Yes, divorce agreements in Florida can be modified, but only when there is a substantial, unexpected, and permanent change in circumstances. This rule applies to alimony, child support, and parental responsibility or timesharing arrangements.
For alimony, one major update in Florida law now allows the paying spouse to ask for a modification or termination of alimony when they reach a reasonable retirement age. Judges will look at whether the retirement is made in good faith and if the retiree can still afford payments. If approved, alimony can be reduced or ended.

Child support can also be changed if either parent experiences a big shift in income, the child’s needs change, or the timesharing arrangement is updated. For example, if the child moves in with the other parent or if one parent loses their job for a long time, the court may adjust the support amount.
Parenting plans and timesharing schedules can be modified if there’s a change that affects the child’s wellbeing—such as a parent relocating, changes in school, or health issues. The court always prioritizes the best interests of the child when making these decisions.
To request a modification, the person must file a formal motion with the court and provide proof of the changed circumstances. Both parties will have the chance to present evidence before a judge decides whether to approve the request.
Florida law encourages stability in divorce agreements but allows updates when real-life conditions change significantly.
What Are the Legal Alternatives to Traditional Divorce in Florida?
Florida offers alternatives to traditional court-based divorce for couples who want a less stressful, faster, or more cooperative process. The two main options are collaborative divorce and mediation.

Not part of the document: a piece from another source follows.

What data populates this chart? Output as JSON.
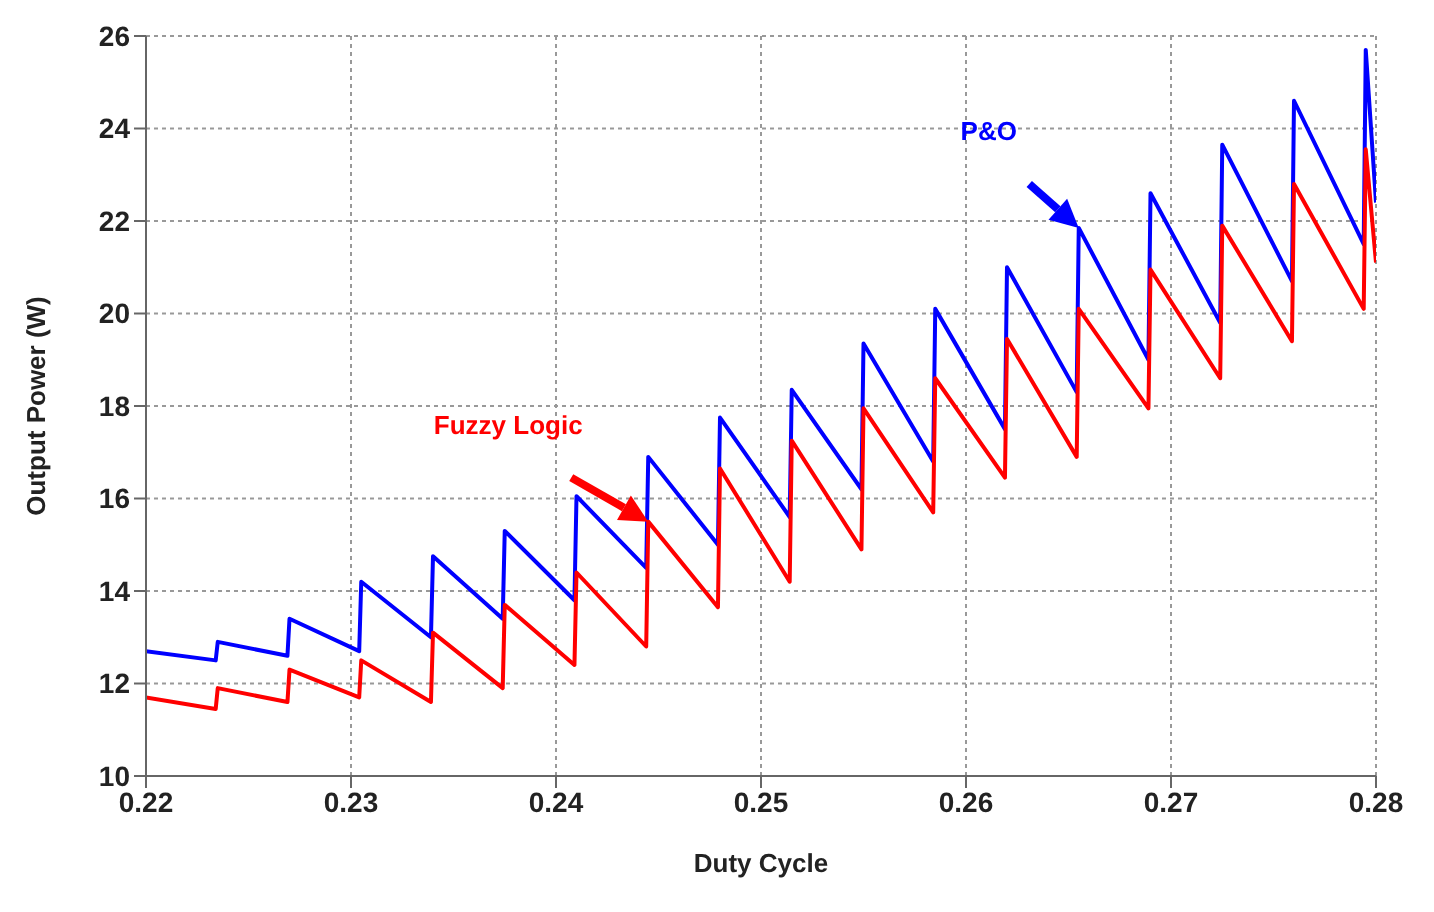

In a collaborative divorce, both spouses agree not to go to court. Instead, they work with a team of professionals—including collaborative lawyers, mental health experts, and financial specialists—to reach a full agreement. The process is private, often faster, and usually less expensive than going to trial. If the process fails, both collaborative lawyers must withdraw, and the couple must hire new attorneys for court.
Mediation is another option. A neutral third party (the mediator) helps both spouses talk through disagreements and find middle ground. Mediation is often required by Florida courts before a trial takes place. It can help resolve issues like property division, timesharing, and child support without a judge making the decisions.
These alternatives focus on communication, respect, and problem-solving rather than conflict. They also give couples more control over the final outcome, which can lead to better long-term cooperation—especially when children are involved.
Both collaborative divorce and mediation are supported by Florida law as valid ways to settle divorce-related matters outside of court.